3rd Circ.: Ineffective Counsel Claim Must Be Resolved Before Deportation
A federal appeals court has ruled that an African immigrant facing deportation over a drug trafficking conviction cannot be removed until his ineffective assistance of counsel claim has been addressed.
January 28, 2020 at 02:36 PM
3 minute read
A federal appeals court has ruled that an African immigrant facing deportation over a drug trafficking conviction cannot be removed until his ineffective assistance of counsel claim has been addressed.
The U.S. Court of Appeals for the Third Circuit on Tuesday vacated a Middle District of Pennsylvania judge's ruling that it did not have jurisdiction to review petitioner Euphrem Dohou's removal order. In addition to his ineffective counsel claim, Dohou challenged claims that he resisted agents' attempts to deport him.
Third Circuit Judge Stephanos Bibas wrote in the court's precedential Tuesday opinion that the district court had jurisdiction over the issue, but noted that a finding of whether Dohou's administrative remedies were exhausted had to be made.
"Before remanding, we confront an unsettled question of law. Under 8 U.S.C. Section 1326(d), an alien must clear three hurdles before collaterally attacking a removal order when prosecuted for illegal reentry," Bibas said. "He must (1) 'exhaust[] any administrative remedies that may have been available to seek relief against the order'; (2) show that his removal proceedings 'improperly deprived [him] of the opportunity for judicial review'; and (3) show that 'the entry of the [removal] order was fundamentally unfair.' Do these same three hurdles apply to Section 1252(b)(7) as well, even though that provision does not specify them?"
Bibas said that was not for the Third Circuit to decide at the moment, since a federal court had not yet reviewed Dohou's claims.
"No Article III court has yet reviewed the validity of Dohou's removal order, so it has never been 'judicially decided.' Under 8 U.S.C. Section 1252(b)(7), he can thus collaterally attack it in his hindering-removal prosecution.

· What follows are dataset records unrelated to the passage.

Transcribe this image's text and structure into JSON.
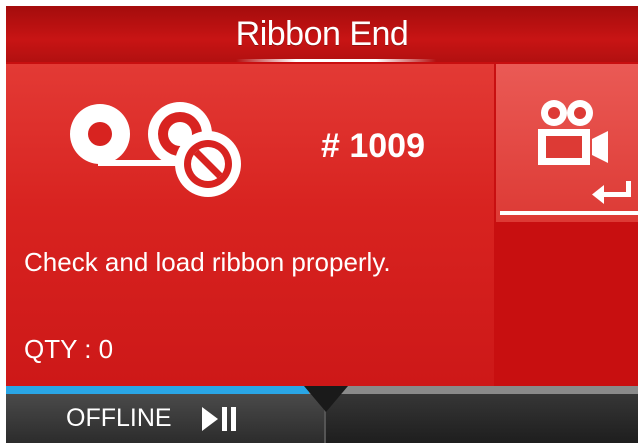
{
  "header": {
    "title": "Ribbon End"
  },
  "error": {
    "code": "# 1009",
    "message": "Check and load ribbon properly.",
    "qty": "QTY : 0"
  },
  "side": {
    "icon": "camera-icon",
    "enter_icon": "enter-arrow-icon"
  },
  "footer": {
    "offline_label": "OFFLINE",
    "play_pause_icon": "play-pause-icon",
    "progress": 0.48
  },
  "colors": {
    "background_red": "#c80f10",
    "panel_red": "#d82320",
    "accent_blue": "#2aa6e6",
    "footer_dark": "#2c2c2c"
  }
}
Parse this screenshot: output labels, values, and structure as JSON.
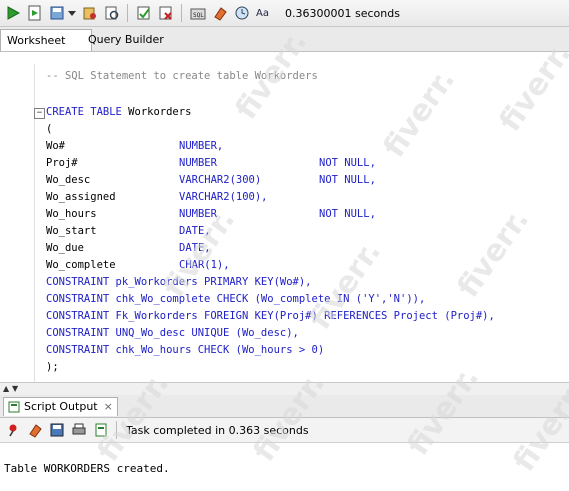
{
  "toolbar": {
    "icons": [
      "run-statement-icon",
      "run-script-icon",
      "commit-icon",
      "dropdown-icon",
      "autotrace-icon",
      "explain-plan-icon",
      "rollback-icon",
      "clear-icon",
      "sql-tuning-icon",
      "eraser-icon",
      "history-icon",
      "format-case-icon"
    ],
    "elapsed_time": "0.36300001 seconds"
  },
  "tabs": [
    {
      "label": "Worksheet",
      "active": true
    },
    {
      "label": "Query Builder",
      "active": false
    }
  ],
  "editor": {
    "comment": "-- SQL Statement to create table Workorders",
    "create_kw": "CREATE TABLE",
    "table_name": " Workorders",
    "open_paren": "(",
    "columns": [
      {
        "name": "Wo#",
        "type": "NUMBER,",
        "constraint": ""
      },
      {
        "name": "Proj#",
        "type": "NUMBER",
        "constraint": "NOT NULL,"
      },
      {
        "name": "Wo_desc",
        "type": "VARCHAR2(300)",
        "constraint": "NOT NULL,"
      },
      {
        "name": "Wo_assigned",
        "type": "VARCHAR2(100),",
        "constraint": ""
      },
      {
        "name": "Wo_hours",
        "type": "NUMBER",
        "constraint": "NOT NULL,"
      },
      {
        "name": "Wo_start",
        "type": "DATE,",
        "constraint": ""
      },
      {
        "name": "Wo_due",
        "type": "DATE,",
        "constraint": ""
      },
      {
        "name": "Wo_complete",
        "type": "CHAR(1),",
        "constraint": ""
      }
    ],
    "constraints": [
      "CONSTRAINT pk_Workorders PRIMARY KEY(Wo#),",
      "CONSTRAINT chk_Wo_complete CHECK (Wo_complete IN ('Y','N')),",
      "CONSTRAINT Fk_Workorders FOREIGN KEY(Proj#) REFERENCES Project (Proj#),",
      "CONSTRAINT UNQ_Wo_desc UNIQUE (Wo_desc),",
      "CONSTRAINT chk_Wo_hours CHECK (Wo_hours > 0)"
    ],
    "close": ");"
  },
  "output_panel": {
    "tab_label": "Script Output",
    "close_label": "×",
    "status": "Task completed in 0.363 seconds",
    "result": "Table WORKORDERS created."
  },
  "colors": {
    "keyword": "#2020c8",
    "comment": "#888888",
    "run_green": "#2e9b2e"
  },
  "watermark": "fiverr."
}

Also, Section 1252(a)(2)(C) poses no bar to his collateral attack: it lacks the broad language of other jurisdiction-stripping provisions, and the presumption of judicial review also favors reading it narrowly," Bibas said.

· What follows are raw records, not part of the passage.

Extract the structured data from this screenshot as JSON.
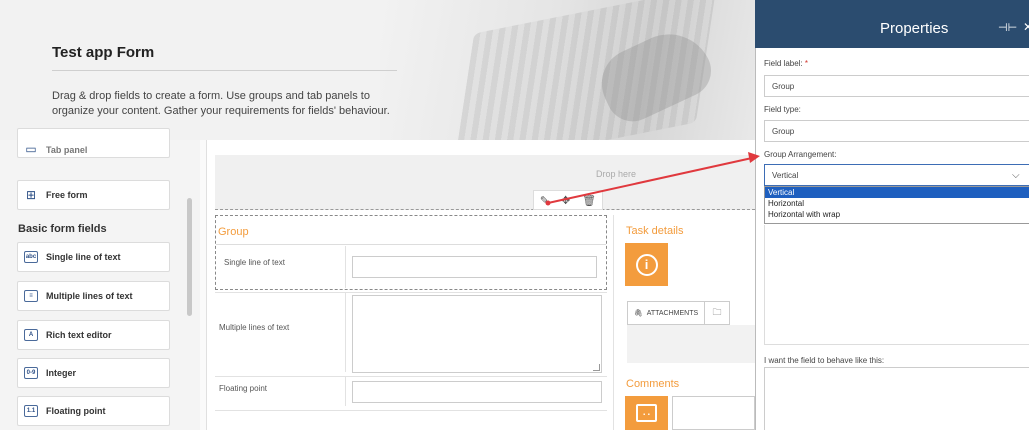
{
  "header": {
    "title": "Test app Form",
    "description_line1": "Drag & drop fields to create a form. Use groups and tab panels to",
    "description_line2": "organize your content. Gather your requirements for fields' behaviour."
  },
  "palette": {
    "partial_item": "Tab panel",
    "free_form": "Free form",
    "basic_heading": "Basic form fields",
    "items": [
      {
        "label": "Single line of text",
        "icon": "abc"
      },
      {
        "label": "Multiple lines of text",
        "icon": "≡"
      },
      {
        "label": "Rich text editor",
        "icon": "A"
      },
      {
        "label": "Integer",
        "icon": "0-9"
      },
      {
        "label": "Floating point",
        "icon": "1.1"
      }
    ]
  },
  "canvas": {
    "drop_here": "Drop here",
    "group_title": "Group",
    "fields": {
      "single_line": "Single line of text",
      "multi_line": "Multiple lines of text",
      "floating_point": "Floating point"
    },
    "task_details": "Task details",
    "attachments_tab": "ATTACHMENTS",
    "comments": "Comments"
  },
  "properties": {
    "title": "Properties",
    "field_label_label": "Field label:",
    "required_mark": "*",
    "field_label_value": "Group",
    "field_type_label": "Field type:",
    "field_type_value": "Group",
    "arrangement_label": "Group Arrangement:",
    "arrangement_value": "Vertical",
    "arrangement_options": [
      "Vertical",
      "Horizontal",
      "Horizontal with wrap"
    ],
    "behave_label": "I want the field to behave like this:"
  },
  "colors": {
    "panel_header": "#2b4c6f",
    "accent_orange": "#f39c3d",
    "selection_blue": "#1e5fbf",
    "annotation_arrow": "#e0393e"
  }
}
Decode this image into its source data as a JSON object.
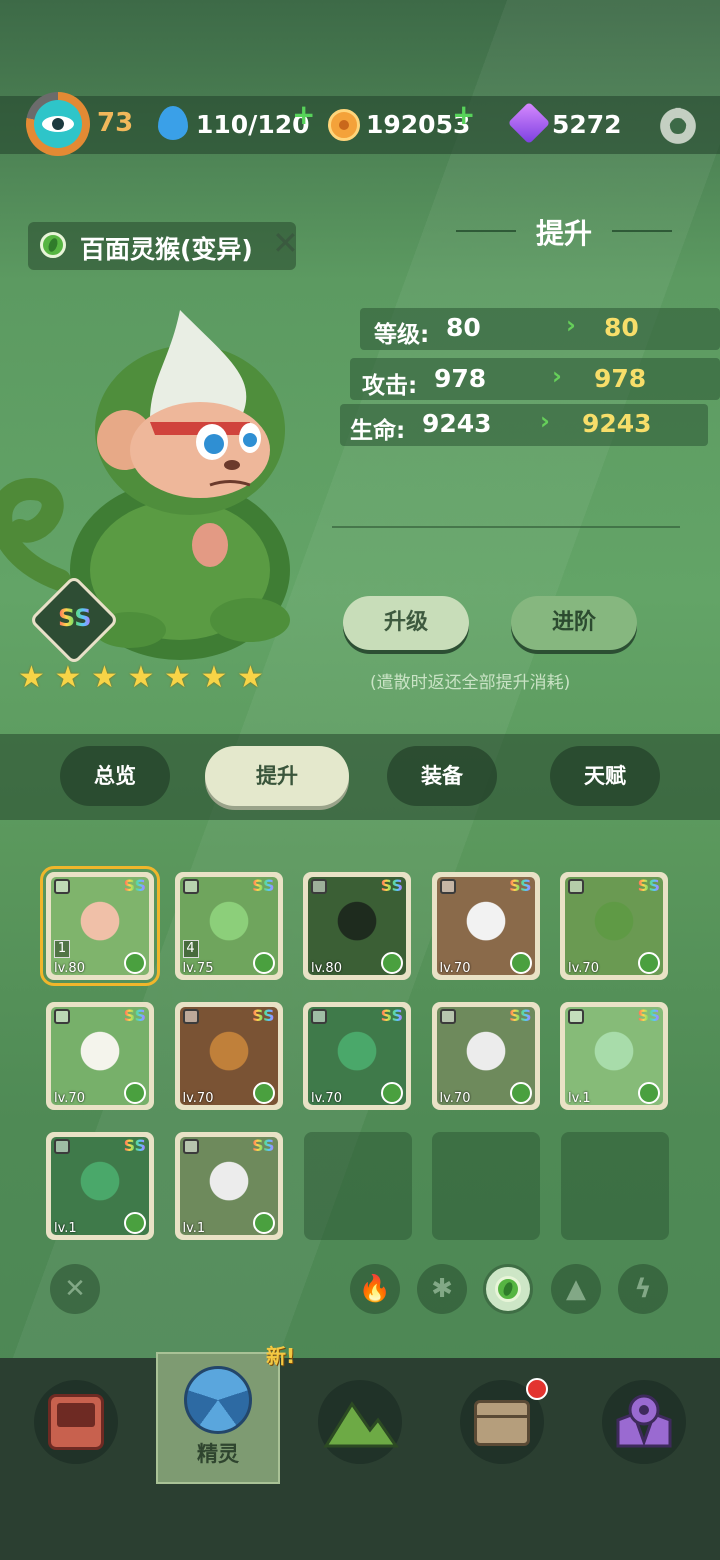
{
  "topbar": {
    "player_level": "73",
    "energy": "110/120",
    "coins": "192053",
    "gems": "5272",
    "add_symbol": "+",
    "icons": [
      "eye-avatar-icon",
      "water-drop-icon",
      "coin-icon",
      "gem-icon",
      "gear-icon"
    ]
  },
  "pet": {
    "name": "百面灵猴(变异)",
    "close_symbol": "✕",
    "rank": "SS",
    "stars": [
      "★",
      "★",
      "★",
      "★",
      "★",
      "★",
      "★"
    ]
  },
  "section": {
    "title": "提升",
    "stats": [
      {
        "label": "等级:",
        "current": "80",
        "next": "80"
      },
      {
        "label": "攻击:",
        "current": "978",
        "next": "978"
      },
      {
        "label": "生命:",
        "current": "9243",
        "next": "9243"
      }
    ],
    "arrow": "›",
    "upgrade_button": "升级",
    "advance_button": "进阶",
    "note": "(遣散时返还全部提升消耗)"
  },
  "tabs": [
    {
      "label": "总览",
      "active": false
    },
    {
      "label": "提升",
      "active": true
    },
    {
      "label": "装备",
      "active": false
    },
    {
      "label": "天赋",
      "active": false
    }
  ],
  "pets": [
    {
      "rank": "SS",
      "level": "lv.80",
      "count": "1",
      "selected": true
    },
    {
      "rank": "SS",
      "level": "lv.75",
      "count": "4"
    },
    {
      "rank": "SS",
      "level": "lv.80"
    },
    {
      "rank": "SS",
      "level": "lv.70"
    },
    {
      "rank": "SS",
      "level": "lv.70"
    },
    {
      "rank": "SS",
      "level": "lv.70"
    },
    {
      "rank": "SS",
      "level": "lv.70"
    },
    {
      "rank": "SS",
      "level": "lv.70"
    },
    {
      "rank": "SS",
      "level": "lv.70"
    },
    {
      "rank": "SS",
      "level": "lv.1"
    },
    {
      "rank": "SS",
      "level": "lv.1"
    },
    {
      "rank": "SS",
      "level": "lv.1"
    }
  ],
  "filters": {
    "clear": "✕",
    "elements": [
      "fire-icon",
      "wind-icon",
      "leaf-icon",
      "earth-icon",
      "lightning-icon"
    ]
  },
  "nav": {
    "active_label": "精灵",
    "new_badge": "新!",
    "items": [
      "console-icon",
      "spirit-icon",
      "mountain-icon",
      "bag-icon",
      "map-pin-icon"
    ]
  },
  "colors": {
    "accent": "#f7de6a",
    "leaf": "#4aa03f",
    "arrow": "#66cf5a"
  }
}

"So we will vacate the district court's finding that it lacked jurisdiction and remand Dohou's ineffective-assistance claim," Bibas continued. "On remand, the district court must find facts and decide whether Dohou's immigration lawyer provided ineffective assistance, making his removal order (and thus his criminal prosecution based on it) fundamentally unfair. It must also consider whether the statute requires exhaustion, whether prudentially to require exhaustion, and if so whether that violation was clear enough to excuse prudential exhaustion."
The U.S. Attorney's Office for the Middle District of Pennsylvania did not respond for a request for comment.
Quin M. Sorenson of the Office of the Federal Public Defender in the Middle District of Pennsylvania represents Dohou and declined to comment.